On the relaxed greedy deterministic row and column iterative methods

TL;DR

This paper introduces two new relaxed greedy deterministic iterative methods for large-scale linear systems, demonstrating their linear convergence and superior effectiveness over randomized counterparts through numerical experiments.

Contribution

The paper proposes two novel relaxed greedy deterministic row and column iterative methods with proven linear convergence, extending existing deterministic approaches and improving performance.

Findings

Algorithms have linear convergence rates with explicit bounds.

Numerical results show higher effectiveness than randomized methods.

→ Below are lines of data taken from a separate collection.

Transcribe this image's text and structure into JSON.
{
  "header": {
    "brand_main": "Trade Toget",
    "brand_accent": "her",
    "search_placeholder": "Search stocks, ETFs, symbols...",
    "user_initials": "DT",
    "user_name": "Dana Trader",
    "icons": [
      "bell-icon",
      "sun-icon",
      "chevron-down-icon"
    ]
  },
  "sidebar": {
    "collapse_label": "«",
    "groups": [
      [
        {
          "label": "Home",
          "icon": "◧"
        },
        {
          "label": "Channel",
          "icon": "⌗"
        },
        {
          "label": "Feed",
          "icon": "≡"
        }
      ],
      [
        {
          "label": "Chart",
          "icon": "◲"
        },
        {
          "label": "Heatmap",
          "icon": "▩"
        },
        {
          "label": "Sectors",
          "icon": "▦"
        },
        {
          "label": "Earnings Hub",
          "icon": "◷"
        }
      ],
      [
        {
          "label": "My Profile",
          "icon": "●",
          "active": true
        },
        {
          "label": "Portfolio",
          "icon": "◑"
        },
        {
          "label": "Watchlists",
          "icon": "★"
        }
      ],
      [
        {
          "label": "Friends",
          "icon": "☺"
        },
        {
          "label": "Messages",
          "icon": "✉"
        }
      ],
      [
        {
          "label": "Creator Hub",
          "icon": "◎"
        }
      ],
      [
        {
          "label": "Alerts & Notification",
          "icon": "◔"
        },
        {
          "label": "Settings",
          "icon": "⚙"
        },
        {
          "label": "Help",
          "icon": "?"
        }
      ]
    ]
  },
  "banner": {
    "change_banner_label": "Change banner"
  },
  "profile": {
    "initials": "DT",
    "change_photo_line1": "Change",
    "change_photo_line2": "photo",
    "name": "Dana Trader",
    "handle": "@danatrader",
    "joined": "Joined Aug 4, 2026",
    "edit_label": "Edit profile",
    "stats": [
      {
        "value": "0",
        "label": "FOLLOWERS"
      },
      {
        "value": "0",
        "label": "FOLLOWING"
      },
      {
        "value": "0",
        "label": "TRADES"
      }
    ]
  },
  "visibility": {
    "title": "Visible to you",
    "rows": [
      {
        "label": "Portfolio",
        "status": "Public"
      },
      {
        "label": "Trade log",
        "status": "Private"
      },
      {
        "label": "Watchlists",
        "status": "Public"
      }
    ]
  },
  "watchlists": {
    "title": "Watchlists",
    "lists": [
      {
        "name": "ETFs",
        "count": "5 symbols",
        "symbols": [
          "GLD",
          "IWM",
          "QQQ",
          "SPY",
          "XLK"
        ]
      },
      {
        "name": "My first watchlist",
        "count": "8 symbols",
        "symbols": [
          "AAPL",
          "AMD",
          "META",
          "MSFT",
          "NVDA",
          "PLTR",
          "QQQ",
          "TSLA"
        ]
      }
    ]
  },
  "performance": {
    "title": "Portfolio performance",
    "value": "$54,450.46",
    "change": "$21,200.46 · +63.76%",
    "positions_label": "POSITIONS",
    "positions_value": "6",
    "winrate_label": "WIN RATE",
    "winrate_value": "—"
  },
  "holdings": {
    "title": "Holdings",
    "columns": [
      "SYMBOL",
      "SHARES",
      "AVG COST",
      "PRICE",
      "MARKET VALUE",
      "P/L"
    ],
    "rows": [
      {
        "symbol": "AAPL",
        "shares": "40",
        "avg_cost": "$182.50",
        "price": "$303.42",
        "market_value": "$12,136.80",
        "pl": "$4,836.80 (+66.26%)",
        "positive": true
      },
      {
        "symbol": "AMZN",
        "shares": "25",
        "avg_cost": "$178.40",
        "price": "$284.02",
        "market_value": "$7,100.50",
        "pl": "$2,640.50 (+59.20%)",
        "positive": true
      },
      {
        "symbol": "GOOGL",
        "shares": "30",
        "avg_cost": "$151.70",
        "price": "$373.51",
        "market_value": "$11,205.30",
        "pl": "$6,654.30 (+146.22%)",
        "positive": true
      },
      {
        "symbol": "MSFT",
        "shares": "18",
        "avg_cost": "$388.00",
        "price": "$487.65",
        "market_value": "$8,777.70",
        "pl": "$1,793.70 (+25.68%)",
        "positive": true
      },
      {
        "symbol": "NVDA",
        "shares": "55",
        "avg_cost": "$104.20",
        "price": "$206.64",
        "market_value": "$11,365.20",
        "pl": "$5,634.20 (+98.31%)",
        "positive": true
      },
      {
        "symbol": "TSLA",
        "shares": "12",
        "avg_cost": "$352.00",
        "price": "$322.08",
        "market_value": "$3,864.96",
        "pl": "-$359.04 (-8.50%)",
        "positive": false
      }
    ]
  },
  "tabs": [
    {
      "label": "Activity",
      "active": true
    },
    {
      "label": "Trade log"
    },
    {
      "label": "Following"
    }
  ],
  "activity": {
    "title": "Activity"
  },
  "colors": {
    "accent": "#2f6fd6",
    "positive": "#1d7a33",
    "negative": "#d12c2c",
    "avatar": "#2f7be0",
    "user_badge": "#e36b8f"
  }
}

Special case reduces to existing fast deterministic block Kaczmarz method.

Abstract

For solving the large-scale linear system by iteration methods, we utilize the Petrov-Galerkin conditions and relaxed greedy index selection technique and provide two relaxed greedy deterministic row (RGDR) and column (RGDC) iterative methods, in which one special case of RGDR reduces to the fast deterministic block Kaczmarz method proposed in Chen and Huang (Numer. Algor., 89: 1007-1029, 2021). Our convergence analyses reveal that the resulting algorithms all have the linear convergence rates, which are bounded by the explicit expressions. Numerical examples show that the proposed algorithms are more effective than the relaxed greedy randomized row and column iterative methods.